Somos seres que se comovem com a tragédia. Coletiva ou individual, causada pela natureza ou por nós próprios, toda tragédia nos mobiliza e entristece. Quando, como num terremoto, um vendaval ou um tsunâmi, nas suas causas não está a mão humana, apenas nos compadecemos e alguns mais caridosos se empenham em ajudar as vítimas.
Já quando vislumbramos a possibilidade de encontrar culpados, nosso senso de justiça se manifesta imediatamente, e exigimos punições. Mariana é um desses casos. A lama vermelha, que matou pessoas, animais e um rio, despertou uma comoção generalizada e a convicção de que foi a ganância de uma empresa a causadora da tragédia. Nossa revolta contra os causadores do crime é do tamanho do sentimento de solidariedade às vítimas, e esperamos que a punição seja, no mínimo, equivalente ao prejuízo.
Claro, as comoções são datadas, o pico de adrenalina logo passa, e as Samarcos da vida contam com o tempo para que as coisas sejam esquecidas. Passou meio ano, e poucos ainda falam do acontecimento. Se outra tragédia acontecer, voltaremos a nos mobilizar, e em alguns meses novamente a teremos esquecido.
Mas não é sobre o esquecimento que quero falar: minha preocupação agora não é com o depois, é com o antes. Aquela nossa formidável capacidade de mobilização diante do fato acontecido, aquela acuidade em encontrarmos responsáveis, não se manifesta senão diante da própria consumação. Nunca nos ocorre pensarmos antes o que poderia ser feito para que a tragédia não ocorresse.
Não que isso seja obrigação nossa: temos de cuidar da nossa vida, e, do mesmo modo como alguém pago para isso deve cuidar para responsabilizar os culpados pelo que aconteceu, também haverá quem cuide para que não se repita.
Os políticos de Brasília, por exemplo.

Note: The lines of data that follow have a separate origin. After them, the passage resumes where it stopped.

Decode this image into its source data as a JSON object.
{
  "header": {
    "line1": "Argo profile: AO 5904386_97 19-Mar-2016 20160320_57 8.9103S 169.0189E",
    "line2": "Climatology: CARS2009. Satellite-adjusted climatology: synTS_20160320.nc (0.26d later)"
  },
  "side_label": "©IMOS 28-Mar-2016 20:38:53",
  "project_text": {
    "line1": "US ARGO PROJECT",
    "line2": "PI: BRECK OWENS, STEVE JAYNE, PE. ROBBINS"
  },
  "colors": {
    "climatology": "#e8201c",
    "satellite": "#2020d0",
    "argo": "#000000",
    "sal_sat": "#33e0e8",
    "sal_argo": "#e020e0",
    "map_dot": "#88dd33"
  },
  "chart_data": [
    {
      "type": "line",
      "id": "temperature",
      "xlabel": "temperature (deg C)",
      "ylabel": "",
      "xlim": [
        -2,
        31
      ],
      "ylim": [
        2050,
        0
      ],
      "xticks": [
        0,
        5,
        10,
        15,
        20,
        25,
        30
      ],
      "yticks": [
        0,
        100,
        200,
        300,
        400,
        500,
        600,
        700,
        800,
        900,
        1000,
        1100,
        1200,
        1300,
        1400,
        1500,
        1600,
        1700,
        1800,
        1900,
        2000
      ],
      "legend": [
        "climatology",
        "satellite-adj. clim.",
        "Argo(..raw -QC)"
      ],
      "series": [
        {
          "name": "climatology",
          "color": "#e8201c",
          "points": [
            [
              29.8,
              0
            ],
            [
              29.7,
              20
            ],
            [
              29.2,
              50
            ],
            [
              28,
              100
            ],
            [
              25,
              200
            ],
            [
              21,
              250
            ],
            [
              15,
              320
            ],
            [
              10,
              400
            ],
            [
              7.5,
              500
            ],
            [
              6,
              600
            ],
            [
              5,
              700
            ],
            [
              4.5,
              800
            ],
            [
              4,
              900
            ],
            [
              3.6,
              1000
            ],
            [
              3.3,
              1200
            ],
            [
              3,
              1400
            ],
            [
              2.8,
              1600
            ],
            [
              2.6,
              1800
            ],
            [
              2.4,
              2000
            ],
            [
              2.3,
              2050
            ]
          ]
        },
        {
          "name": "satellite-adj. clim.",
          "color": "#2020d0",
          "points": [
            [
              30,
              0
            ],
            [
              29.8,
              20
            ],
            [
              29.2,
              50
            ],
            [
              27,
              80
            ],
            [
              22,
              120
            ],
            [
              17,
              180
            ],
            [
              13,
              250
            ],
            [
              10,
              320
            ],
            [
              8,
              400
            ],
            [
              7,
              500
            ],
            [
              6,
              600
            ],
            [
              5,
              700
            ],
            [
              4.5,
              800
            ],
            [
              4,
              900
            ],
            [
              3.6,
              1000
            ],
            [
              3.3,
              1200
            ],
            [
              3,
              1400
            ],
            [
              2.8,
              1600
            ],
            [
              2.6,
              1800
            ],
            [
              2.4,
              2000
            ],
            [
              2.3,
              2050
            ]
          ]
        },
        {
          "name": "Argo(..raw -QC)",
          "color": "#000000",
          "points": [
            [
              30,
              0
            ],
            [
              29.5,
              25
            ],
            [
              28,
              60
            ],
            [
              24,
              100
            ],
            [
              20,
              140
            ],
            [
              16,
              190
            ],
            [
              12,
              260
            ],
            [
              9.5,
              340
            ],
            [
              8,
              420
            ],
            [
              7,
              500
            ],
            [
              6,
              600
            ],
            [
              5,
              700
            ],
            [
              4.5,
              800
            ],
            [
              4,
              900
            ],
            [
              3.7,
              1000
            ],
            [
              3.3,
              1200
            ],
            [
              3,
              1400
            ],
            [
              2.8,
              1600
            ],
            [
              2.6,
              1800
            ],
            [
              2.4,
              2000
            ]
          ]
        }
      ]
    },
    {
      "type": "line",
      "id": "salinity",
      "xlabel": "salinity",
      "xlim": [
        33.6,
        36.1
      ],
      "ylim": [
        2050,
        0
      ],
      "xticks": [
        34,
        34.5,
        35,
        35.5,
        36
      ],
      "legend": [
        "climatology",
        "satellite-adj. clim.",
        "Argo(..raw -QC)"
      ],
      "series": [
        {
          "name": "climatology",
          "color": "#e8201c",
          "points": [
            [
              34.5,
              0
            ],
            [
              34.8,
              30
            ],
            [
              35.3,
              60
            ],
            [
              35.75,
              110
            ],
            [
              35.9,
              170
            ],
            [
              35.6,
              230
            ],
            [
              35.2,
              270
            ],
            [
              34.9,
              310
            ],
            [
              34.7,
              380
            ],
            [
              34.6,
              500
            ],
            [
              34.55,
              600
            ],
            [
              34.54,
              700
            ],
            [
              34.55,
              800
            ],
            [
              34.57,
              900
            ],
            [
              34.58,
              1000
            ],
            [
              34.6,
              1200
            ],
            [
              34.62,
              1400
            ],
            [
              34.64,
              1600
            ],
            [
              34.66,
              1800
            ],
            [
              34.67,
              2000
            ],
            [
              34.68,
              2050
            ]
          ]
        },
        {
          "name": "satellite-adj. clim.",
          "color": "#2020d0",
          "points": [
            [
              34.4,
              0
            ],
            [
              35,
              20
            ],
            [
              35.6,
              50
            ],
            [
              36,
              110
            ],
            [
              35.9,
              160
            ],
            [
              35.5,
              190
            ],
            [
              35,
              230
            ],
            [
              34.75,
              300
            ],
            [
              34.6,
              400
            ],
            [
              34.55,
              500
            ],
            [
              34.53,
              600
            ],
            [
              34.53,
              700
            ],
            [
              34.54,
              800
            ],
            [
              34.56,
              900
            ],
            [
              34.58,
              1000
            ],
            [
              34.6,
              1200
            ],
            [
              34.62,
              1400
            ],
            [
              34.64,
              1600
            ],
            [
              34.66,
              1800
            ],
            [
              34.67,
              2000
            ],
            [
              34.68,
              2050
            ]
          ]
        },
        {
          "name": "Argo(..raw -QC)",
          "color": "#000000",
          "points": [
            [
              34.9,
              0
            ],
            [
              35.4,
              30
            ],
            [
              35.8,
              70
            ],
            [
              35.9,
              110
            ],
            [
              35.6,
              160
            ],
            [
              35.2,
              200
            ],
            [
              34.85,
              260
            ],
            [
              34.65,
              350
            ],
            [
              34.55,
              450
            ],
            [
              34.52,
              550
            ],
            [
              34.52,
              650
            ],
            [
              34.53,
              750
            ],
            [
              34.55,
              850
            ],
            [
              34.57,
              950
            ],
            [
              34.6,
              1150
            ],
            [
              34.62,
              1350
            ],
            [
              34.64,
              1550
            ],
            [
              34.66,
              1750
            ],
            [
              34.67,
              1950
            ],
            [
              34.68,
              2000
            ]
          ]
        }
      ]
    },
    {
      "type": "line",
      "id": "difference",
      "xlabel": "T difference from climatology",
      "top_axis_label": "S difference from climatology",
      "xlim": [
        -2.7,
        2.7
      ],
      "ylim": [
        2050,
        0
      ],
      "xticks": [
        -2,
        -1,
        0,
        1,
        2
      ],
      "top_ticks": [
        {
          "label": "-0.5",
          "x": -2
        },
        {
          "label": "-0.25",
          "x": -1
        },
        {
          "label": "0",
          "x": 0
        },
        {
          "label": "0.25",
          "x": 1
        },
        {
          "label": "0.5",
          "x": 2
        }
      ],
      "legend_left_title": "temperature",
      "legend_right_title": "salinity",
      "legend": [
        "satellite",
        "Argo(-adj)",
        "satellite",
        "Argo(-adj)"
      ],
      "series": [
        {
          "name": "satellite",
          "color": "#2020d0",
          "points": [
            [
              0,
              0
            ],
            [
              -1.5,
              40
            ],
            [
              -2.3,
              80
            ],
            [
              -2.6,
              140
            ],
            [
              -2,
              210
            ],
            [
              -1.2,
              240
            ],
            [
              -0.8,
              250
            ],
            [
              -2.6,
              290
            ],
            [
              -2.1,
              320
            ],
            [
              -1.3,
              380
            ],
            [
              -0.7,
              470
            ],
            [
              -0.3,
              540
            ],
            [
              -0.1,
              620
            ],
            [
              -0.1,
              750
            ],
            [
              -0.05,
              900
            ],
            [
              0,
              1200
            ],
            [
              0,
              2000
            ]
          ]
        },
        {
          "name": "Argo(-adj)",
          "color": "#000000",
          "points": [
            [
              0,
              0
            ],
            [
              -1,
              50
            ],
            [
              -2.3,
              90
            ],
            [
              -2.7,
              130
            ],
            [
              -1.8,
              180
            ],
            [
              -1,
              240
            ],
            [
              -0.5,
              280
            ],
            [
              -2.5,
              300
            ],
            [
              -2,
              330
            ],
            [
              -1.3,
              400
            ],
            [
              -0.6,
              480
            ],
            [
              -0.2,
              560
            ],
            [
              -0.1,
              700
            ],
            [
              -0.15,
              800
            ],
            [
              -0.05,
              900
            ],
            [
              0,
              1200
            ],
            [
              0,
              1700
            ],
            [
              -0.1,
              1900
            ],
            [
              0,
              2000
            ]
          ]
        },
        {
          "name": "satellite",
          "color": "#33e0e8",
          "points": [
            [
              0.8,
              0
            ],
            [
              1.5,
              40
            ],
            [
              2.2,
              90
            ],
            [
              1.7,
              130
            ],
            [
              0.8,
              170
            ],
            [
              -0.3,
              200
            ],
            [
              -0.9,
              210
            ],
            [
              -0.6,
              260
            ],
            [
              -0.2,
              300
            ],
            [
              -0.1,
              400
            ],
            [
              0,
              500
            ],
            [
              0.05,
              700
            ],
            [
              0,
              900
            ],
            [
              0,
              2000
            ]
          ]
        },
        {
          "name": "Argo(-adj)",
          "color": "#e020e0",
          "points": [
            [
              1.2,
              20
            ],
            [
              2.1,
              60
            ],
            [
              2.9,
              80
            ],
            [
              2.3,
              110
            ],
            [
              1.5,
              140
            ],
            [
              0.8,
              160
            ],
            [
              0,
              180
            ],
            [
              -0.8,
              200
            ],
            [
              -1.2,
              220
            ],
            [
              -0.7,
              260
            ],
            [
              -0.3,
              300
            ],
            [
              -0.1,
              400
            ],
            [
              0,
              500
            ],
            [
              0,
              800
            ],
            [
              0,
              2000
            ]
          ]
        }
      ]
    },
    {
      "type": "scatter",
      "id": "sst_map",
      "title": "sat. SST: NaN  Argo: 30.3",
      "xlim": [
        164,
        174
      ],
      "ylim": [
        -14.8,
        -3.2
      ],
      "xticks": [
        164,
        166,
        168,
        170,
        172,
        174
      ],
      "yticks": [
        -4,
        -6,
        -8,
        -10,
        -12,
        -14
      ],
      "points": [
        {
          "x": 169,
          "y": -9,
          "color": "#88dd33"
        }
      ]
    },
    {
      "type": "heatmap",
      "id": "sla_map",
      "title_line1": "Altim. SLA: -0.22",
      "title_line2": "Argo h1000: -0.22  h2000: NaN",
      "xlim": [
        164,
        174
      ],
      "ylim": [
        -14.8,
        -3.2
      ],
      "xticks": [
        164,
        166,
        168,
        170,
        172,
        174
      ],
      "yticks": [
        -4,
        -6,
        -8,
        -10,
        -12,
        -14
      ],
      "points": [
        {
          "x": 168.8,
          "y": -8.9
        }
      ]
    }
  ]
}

Afinal, eles não são tão ágeis em propor o aumentos da pena imediatamente após circular vídeo de estupro coletivo? Então, certamente, após Mariana devem ter se preocupado com uma legislação mais eficaz para evitar fatos semelhantes.
Certo? Errado! Naquele nosso brilhante Congresso tramita agora a PEC 65/2012. Depois de alguns anos adormecida, parece que acordou com todo o barulho que vem se fazendo na capital, e, junto com tantas outras barbaridades que acontecem na surdina, veio para dizer que, quando o responsável pelo empreendimento apresentar estudo de impacto ambiental, o licenciamento é obrigatório, e ninguém mais poderá dizer nada, exceto por fato superveniente. Ou seja: só será mais possível tomar providências sobre o leite derramado.
A Samarco apresentou estudo dizendo que está tudo bem e não há risco de vazamento em sua barragem? Pronto, o licenciamento é obrigatório. Vão derrubar meia Amazônia para criar boi e plantar soja? Se apresentarem estudo de impacto ambiental dizendo que está tudo perfeito, não haverá problema.
É isso que rola em Brasília: aproveitando-se de verem a pátria tão distraída, estão em vias de alterar a Constituição para atribuir à raposa a apresentação do relatório sobre as obras que pretende realizar no galinheiro; se disser que as galinhas ficarão seguras, o licenciamento estará garantido.
Mas nós, que choramos por Mariana, nós, que nos indignamos com a corrupção a ponto de ficarmos entorpecidos para tudo mais que acontece, nós, que estaremos prontos para nos comover quando descobrirmos os resultados de um novo crime contra a natureza, nem ao menos tomamos conhecimento de que essas coisas acontecem.
Então, viva a fábrica de Samarcos. E aguardemos a próxima tragédia.